Je reprenais mon activité malgré les cheveux qui me tombait de nouveau sur les yeux. Rien ne m'empêcherai de manger ce sandwich ! Cheveux ou pas. Je soufflais dessus, mais rien ne changeait. Je finis par me résigner. C'est alors que je vis une main se rapprocher de moi. Je m'écartais machinalement, la bouche encore pleine. Je vis un regard étrangement doux et tendre. L'inconnu avança encore sa main et vint placer la mèche de cheveux qui me gênait derrière l'oreille. Il me sourit.

- … Merchi ; dis-je en finissant ma bouchée.

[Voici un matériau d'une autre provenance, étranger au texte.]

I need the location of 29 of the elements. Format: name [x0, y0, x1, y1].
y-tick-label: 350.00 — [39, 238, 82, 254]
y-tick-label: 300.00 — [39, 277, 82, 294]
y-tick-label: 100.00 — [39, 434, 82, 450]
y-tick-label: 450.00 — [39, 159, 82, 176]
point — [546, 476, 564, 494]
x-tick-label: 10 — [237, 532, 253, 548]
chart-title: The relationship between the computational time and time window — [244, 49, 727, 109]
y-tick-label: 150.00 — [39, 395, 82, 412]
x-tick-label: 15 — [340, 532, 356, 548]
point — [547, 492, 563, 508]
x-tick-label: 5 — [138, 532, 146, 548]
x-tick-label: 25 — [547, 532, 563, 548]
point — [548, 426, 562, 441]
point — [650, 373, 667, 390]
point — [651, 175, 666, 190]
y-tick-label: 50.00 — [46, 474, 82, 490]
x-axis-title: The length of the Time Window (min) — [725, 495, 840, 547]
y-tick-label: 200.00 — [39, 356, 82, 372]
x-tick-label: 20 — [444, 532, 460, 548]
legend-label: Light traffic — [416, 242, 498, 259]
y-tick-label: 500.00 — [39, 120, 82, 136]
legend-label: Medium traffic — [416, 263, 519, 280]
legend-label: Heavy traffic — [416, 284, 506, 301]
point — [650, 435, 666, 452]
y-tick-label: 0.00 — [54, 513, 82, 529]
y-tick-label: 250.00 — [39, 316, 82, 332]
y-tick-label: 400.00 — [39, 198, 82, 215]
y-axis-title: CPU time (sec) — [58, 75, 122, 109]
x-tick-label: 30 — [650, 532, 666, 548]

Il tint parole et n'essaya pas une seule fois de me forcer à venir avec lui. Je trouvais cette attitude docile des plus louches mais je n'en disais évidemment rien. Je restais sur mes gardes comme un chat près à bondir au moindre mouvement suspect. Il froissa son sac plastique et le mit dans une des poches de sa veste.

- On va se balader ?

- Non.

- Pourquoi ?

- Pas confiance.

- Allez…

- Non.

- Tu veux pas te balader ?

- Pas avec vous.

Aïe. Il fit une moue boudeuse. Je ne voyais pas grand-chose de son visage à cause de ce bob et ces lunettes noires. J'avais envie de lui poser des tas de questions mais je sentais bien qu'il refuserait d'y répondre. J'étais peut-être trop méfiante, mais les récents événements de ma vie m'avaient appris qu'on ne peut faire confiance à personne, pas même ses proches.

- Dans ce cas tu veux discuter ?

- De quoi ?

- De toi.

- Pourquoi moi ? Moi je suis plutôt curieuse à votre sujet.

- Qu'est-ce que tu veux savoir ?

- Nom, Prénom, âge, date d'anniversaire, taille poids, hobby…

- Nom : Jorris ; Prénom : Marc ; âge : 29 ans ; anniversaire : 26 Octobre ; taille : 1m78 ; poids : 65kg ; hobby ? Heu… la musique, le sport, les animaux… bref des trucs bateaux.

- Vous bossez dans quoi ?

- Top secret.

- Comme c'est pratique.

- Tu le saurais si tu m'accompagnais.

- Je me demandais quand est-ce que le sujet reviendrait.

- J'ai besoin que tu viennes.

- Moi j'en ai pas besoin.

Il me regarda fixement l'air impassible. C'était une espèce de bras de fer, qui allait gagner personne ne le savait. C'était amusant, rafraîchissant même. Ça faisait bien longtemps que je ne m'étais pas autant amusée. Marc souffla bruyamment.

- Quelle tête de mule.

- Au moins ça nous fait un point en commun.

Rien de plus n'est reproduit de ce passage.